# Can someone solve this mystery please?



## SMOKEMONSTER (Feb 24, 2012)

Hello Ladies and Gentlemen, Today I came across this little mystery. I received an email from a friend today directing me to the Audio Advisor website. we have been looking for a good deal from Martin Logan. So anyways he sent a link to me for the Martin Logan Encore TF center channel speaker. While i was checking it out, i happened to notice a smaller picture of a girl standing in what appears to be a living room. in front of a Martin Logan audio system. so ok i see the center channel. but i also see what appears to be matching tower speakers? so i enlarged the picture and they do look like a matched set. But what are they called?? Are they real? Or are they photoshop fakes?? I look forward to your help people. STUMPPED-SMOKEMONSTER


----------



## SMOKEMONSTER (Feb 24, 2012)

Here's the mystery photo


----------



## SAC (Dec 3, 2009)

A bit old school, but one might consider contacting Audio Advisor.

Or if it IS a ML system, query their website.


----------



## fanuminski (Apr 11, 2008)

looks like they are the Martin Logan Preface tower speakers (out of stock)

http://www.amazon.com/MartinLogan-Preface-Single-Standing-Loudspeaker/dp/B0018ZDBKW

And here is a pair for sale that looks like this may be a good deal:
http://www.ebay.com/itm/MARTIN-LOGA...52?pt=Speakers_Subwoofers&hash=item4cff71ec5c


----------



## zieglj01 (Jun 20, 2011)

^^^
Yes, the Preface speaker - with the ATF tweeter.
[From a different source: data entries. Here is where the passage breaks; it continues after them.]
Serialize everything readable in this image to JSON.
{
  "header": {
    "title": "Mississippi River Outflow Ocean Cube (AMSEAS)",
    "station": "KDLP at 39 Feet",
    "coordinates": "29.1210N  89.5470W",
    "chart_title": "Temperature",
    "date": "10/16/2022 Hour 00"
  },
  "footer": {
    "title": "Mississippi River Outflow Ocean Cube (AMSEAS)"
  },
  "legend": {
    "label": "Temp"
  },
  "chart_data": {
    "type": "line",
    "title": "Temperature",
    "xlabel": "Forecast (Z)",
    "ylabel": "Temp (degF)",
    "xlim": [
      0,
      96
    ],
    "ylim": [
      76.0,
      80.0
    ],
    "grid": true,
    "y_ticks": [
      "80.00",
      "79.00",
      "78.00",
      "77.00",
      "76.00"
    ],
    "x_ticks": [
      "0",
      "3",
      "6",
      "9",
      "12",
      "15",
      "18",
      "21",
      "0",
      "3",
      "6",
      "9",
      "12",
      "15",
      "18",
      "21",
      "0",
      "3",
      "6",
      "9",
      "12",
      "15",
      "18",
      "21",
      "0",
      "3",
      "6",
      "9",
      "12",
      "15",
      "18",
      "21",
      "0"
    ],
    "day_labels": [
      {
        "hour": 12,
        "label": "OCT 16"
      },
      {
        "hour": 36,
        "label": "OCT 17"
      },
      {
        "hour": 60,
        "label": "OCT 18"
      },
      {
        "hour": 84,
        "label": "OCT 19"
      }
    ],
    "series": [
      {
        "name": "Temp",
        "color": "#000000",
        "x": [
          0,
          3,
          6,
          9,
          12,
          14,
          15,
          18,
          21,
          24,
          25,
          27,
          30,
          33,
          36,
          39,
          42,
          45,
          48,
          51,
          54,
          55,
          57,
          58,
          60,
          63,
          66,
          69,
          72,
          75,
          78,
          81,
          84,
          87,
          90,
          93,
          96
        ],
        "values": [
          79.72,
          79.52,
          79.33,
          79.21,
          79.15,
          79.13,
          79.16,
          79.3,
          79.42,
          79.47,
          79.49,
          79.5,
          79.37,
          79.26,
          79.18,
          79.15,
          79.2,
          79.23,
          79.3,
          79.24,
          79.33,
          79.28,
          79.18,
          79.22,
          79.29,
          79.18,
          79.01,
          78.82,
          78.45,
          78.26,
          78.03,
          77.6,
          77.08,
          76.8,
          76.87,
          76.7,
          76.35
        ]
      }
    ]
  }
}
The Encore TF was made to work with it,
and with some of their other speakers.
http://www.martinlogan.com/products/preface

http://www.martinlogan.com/products/encoretf


----------



## fschris (Oct 31, 2009)

newegg ahs been selling ML speakers now for a couple of months. i am not sure what models they carry but i had seen it a while back they had about 10 diferent models. Some of it looked like those towers.


----------



## zieglj01 (Jun 20, 2011)

NewEgg has the Motion 10 & 12, with a different style tweeter.
http://www.newegg.com/Product/Produ...0008225 50017624&IsNodeId=1&name=Martin Logan


----------



## Jungle Jack (Jul 28, 2009)

Yep. Them's the Preface. I have a pair of Montages from the same Series. As for the Encore, I would recommend getting a used ESL Center Channel like the Logos, Cinema, Theater, Motif, and Stage. Aside from the much older Logos, the others incorporate Soft Dome Woofers, and Midbass Drivers as well as an Electrostatic Panel. Due to the size restrictions of a CC, it is all but impossible to get enough sound from just the Panel.
Cheers,
J


----------



## bambino (Feb 21, 2010)

I allmost bought a set a year or so ago when i was searching for another brand of speaker.


----------